Pernah suatu ketika, saya menonton video singkat islami dan salah fokus. Bukan pada esensi filmnya, tapi pada tokoh ukhti yang cantik nan shalehahnya. Saat itu teman saya dengan frontalnya berkata :
“Oi Ky, Ingat lagi puasa”
Saya masih ingat. Saat itu sedang puasa sunnah dan mata saya tak terjaga. Seketika itu pula saya langsung menutup Youtube dan berucap. Saya akui, keliru saat itu. Tapi di satu sisi, saya bersyukur punya teman yang mengingatkan. Nadanya bercanda, tapi masuk ke hati tanpa sakit hati. Pesan dengan cara inilah yang senantiasa kita butuhkan.
Sejak saat itu, saya berhati-hati dalam menonton Youtube. Saya akan menghindari sebisa mungkin jika niat saya melenceng. Bukan memahami esensi, tapi mengagumi si ukhti.

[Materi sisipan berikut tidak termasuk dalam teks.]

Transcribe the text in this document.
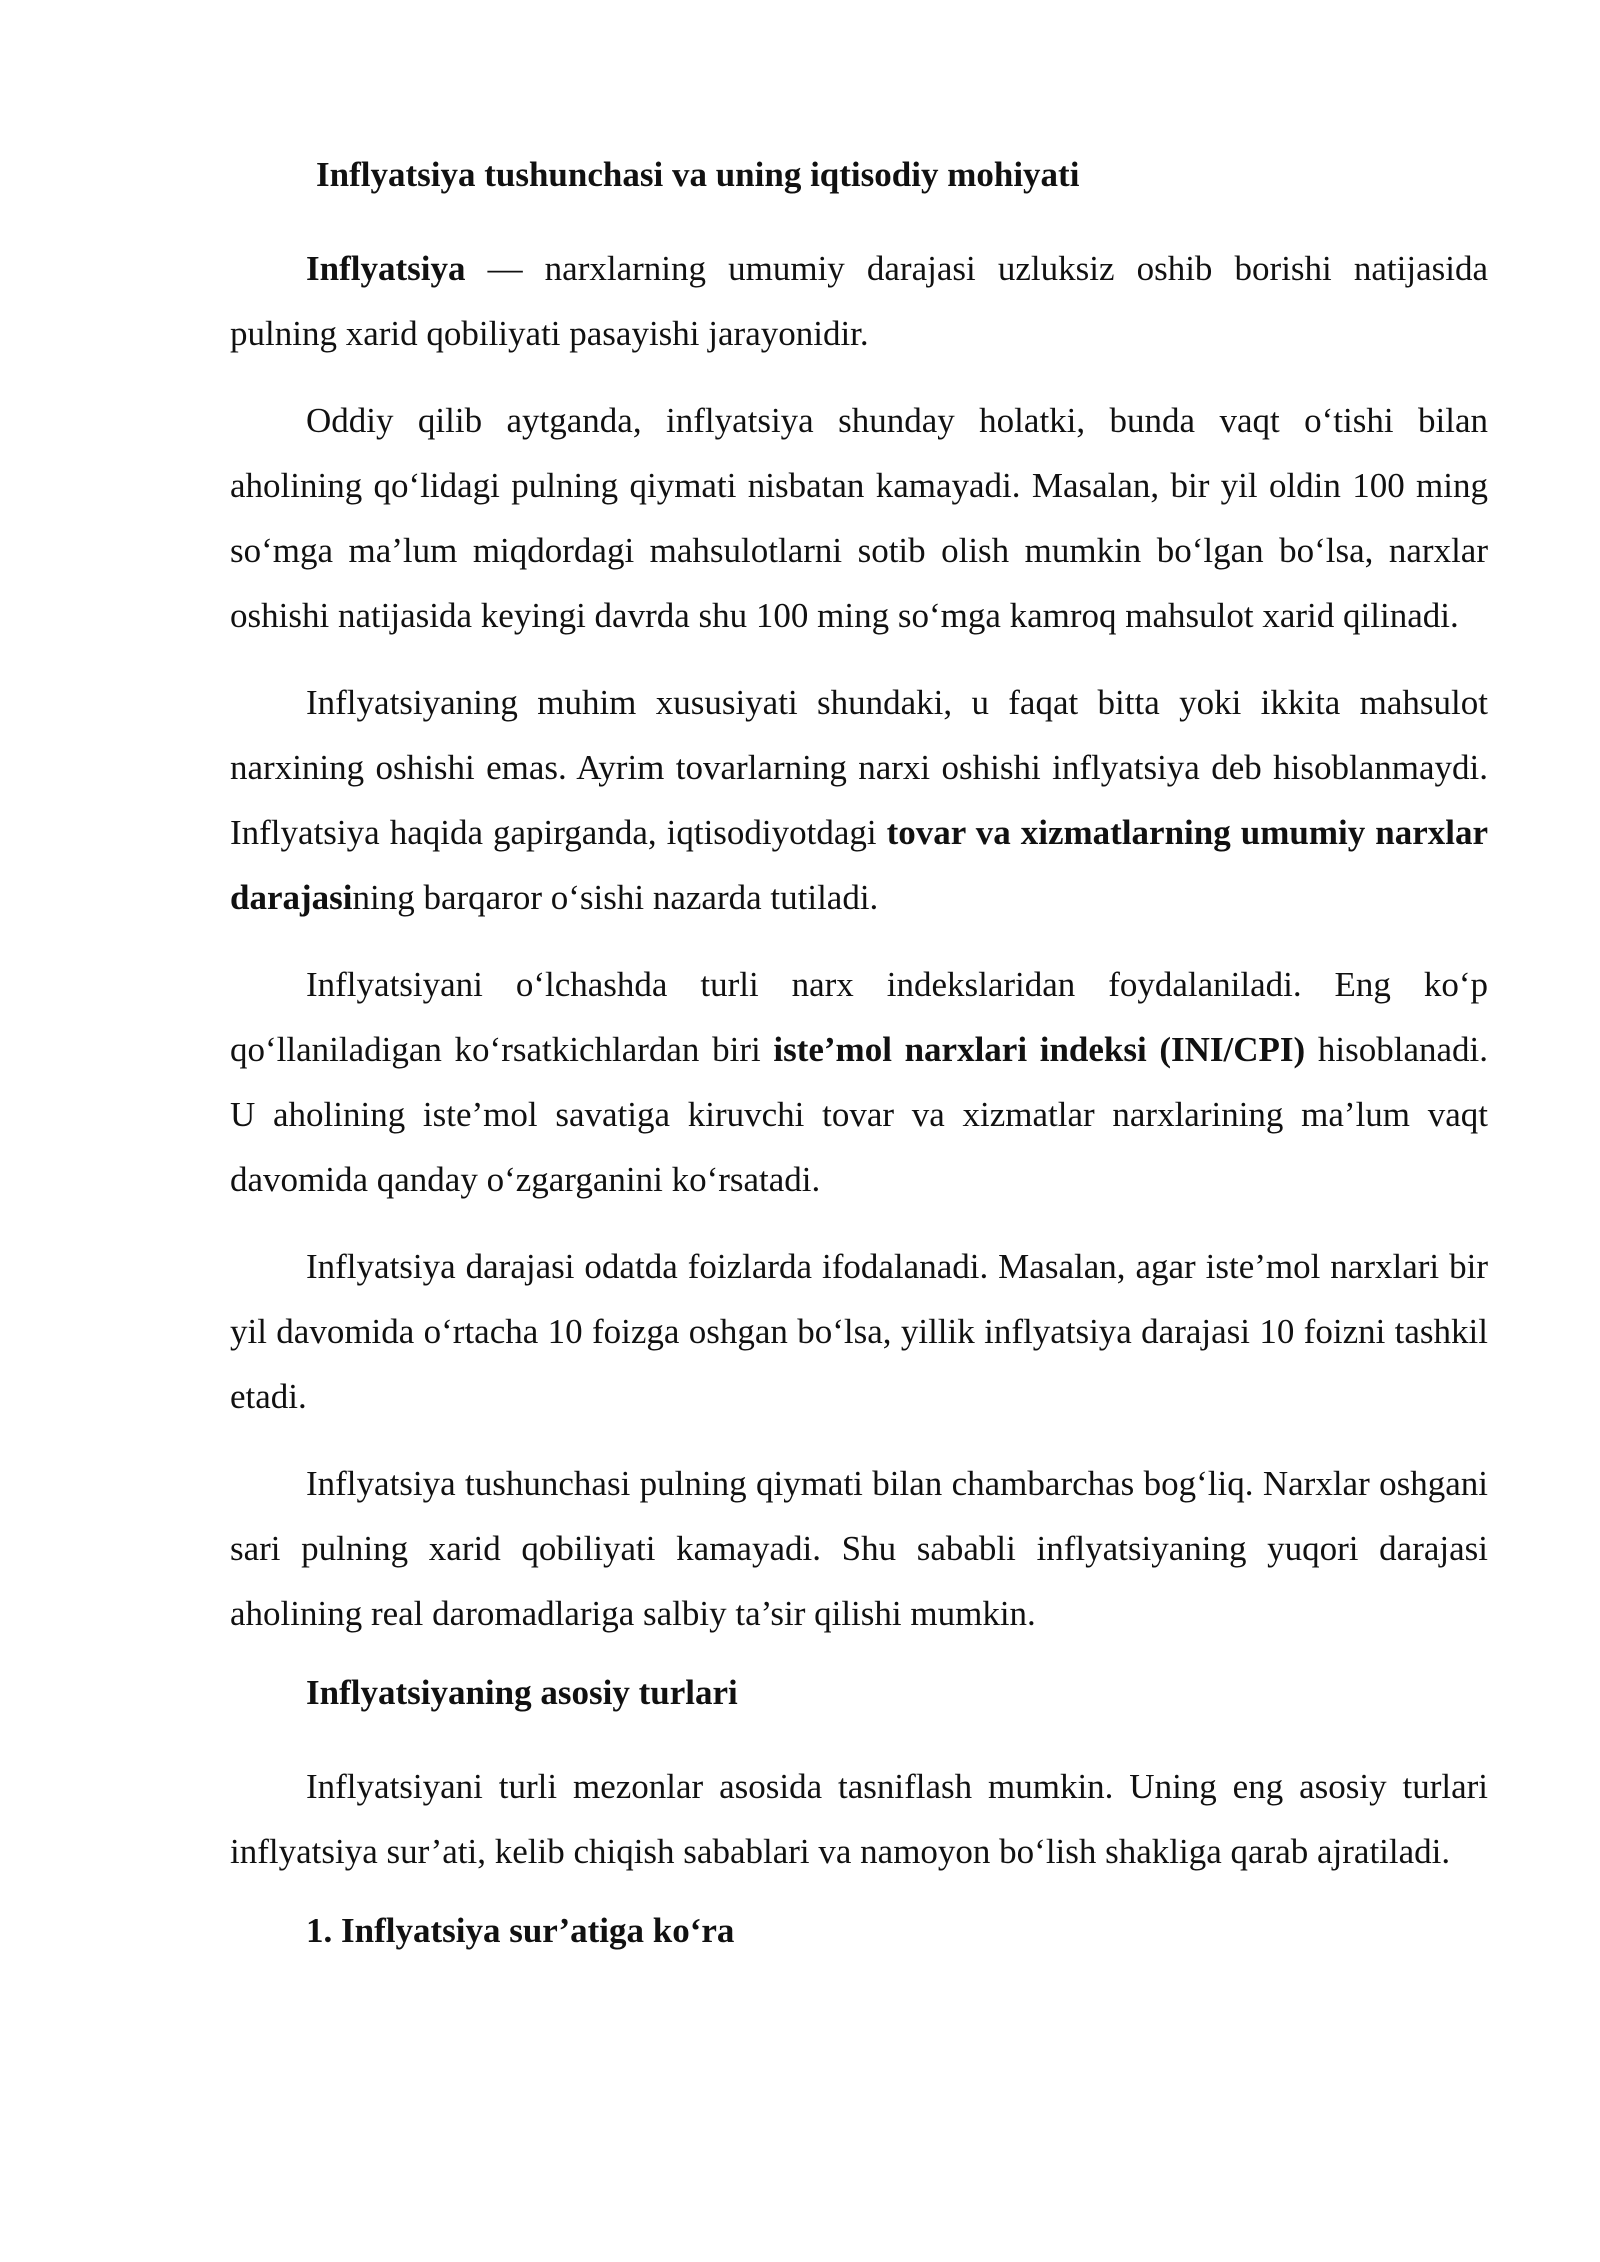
Inflyatsiya tushunchasi va uning iqtisodiy mohiyati

Inflyatsiya — narxlarning umumiy darajasi uzluksiz oshib borishi natijasida pulning xarid qobiliyati pasayishi jarayonidir.

Oddiy qilib aytganda, inflyatsiya shunday holatki, bunda vaqt o‘tishi bilan aholining qo‘lidagi pulning qiymati nisbatan kamayadi. Masalan, bir yil oldin 100 ming so‘mga ma’lum miqdordagi mahsulotlarni sotib olish mumkin bo‘lgan bo‘lsa, narxlar oshishi natijasida keyingi davrda shu 100 ming so‘mga kamroq mahsulot xarid qilinadi.

Inflyatsiyaning muhim xususiyati shundaki, u faqat bitta yoki ikkita mahsulot narxining oshishi emas. Ayrim tovarlarning narxi oshishi inflyatsiya deb hisoblanmaydi. Inflyatsiya haqida gapirganda, iqtisodiyotdagi tovar va xizmatlarning umumiy narxlar darajasining barqaror o‘sishi nazarda tutiladi.

Inflyatsiyani o‘lchashda turli narx indekslaridan foydalaniladi. Eng ko‘p qo‘llaniladigan ko‘rsatkichlardan biri iste’mol narxlari indeksi (INI/CPI) hisoblanadi. U aholining iste’mol savatiga kiruvchi tovar va xizmatlar narxlarining ma’lum vaqt davomida qanday o‘zgarganini ko‘rsatadi.

Inflyatsiya darajasi odatda foizlarda ifodalanadi. Masalan, agar iste’mol narxlari bir yil davomida o‘rtacha 10 foizga oshgan bo‘lsa, yillik inflyatsiya darajasi 10 foizni tashkil etadi.

Inflyatsiya tushunchasi pulning qiymati bilan chambarchas bog‘liq. Narxlar oshgani sari pulning xarid qobiliyati kamayadi. Shu sababli inflyatsiyaning yuqori darajasi aholining real daromadlariga salbiy ta’sir qilishi mumkin.

Inflyatsiyaning asosiy turlari

Inflyatsiyani turli mezonlar asosida tasniflash mumkin. Uning eng asosiy turlari inflyatsiya sur’ati, kelib chiqish sabablari va namoyon bo‘lish shakliga qarab ajratiladi.

1. Inflyatsiya sur’atiga ko‘ra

Mungkin sama dengan kamu. Kamu yang mengagumi Muzammil. Menikmati suaranya di Youtube dan Instagram, mendownload, mendengarkannya menjelang tidur, bahkan bisa jadi mengoleksi fotonya, melike setiap postingannya, memberikan komentar emot love, dan mengkhayal, kelak kamu berada di sampingnya.
Maka wajarlah, 7 Juli 2017 menjadi Hari Patah Hati Dunia Akhirat bagi sebagian akhwat, Mereka meletakkan ekspektasi terlalu tinggi. Dan kelak saat ekspektasi itu tidak terjadi, patah hati yang sungguh sakit sekali.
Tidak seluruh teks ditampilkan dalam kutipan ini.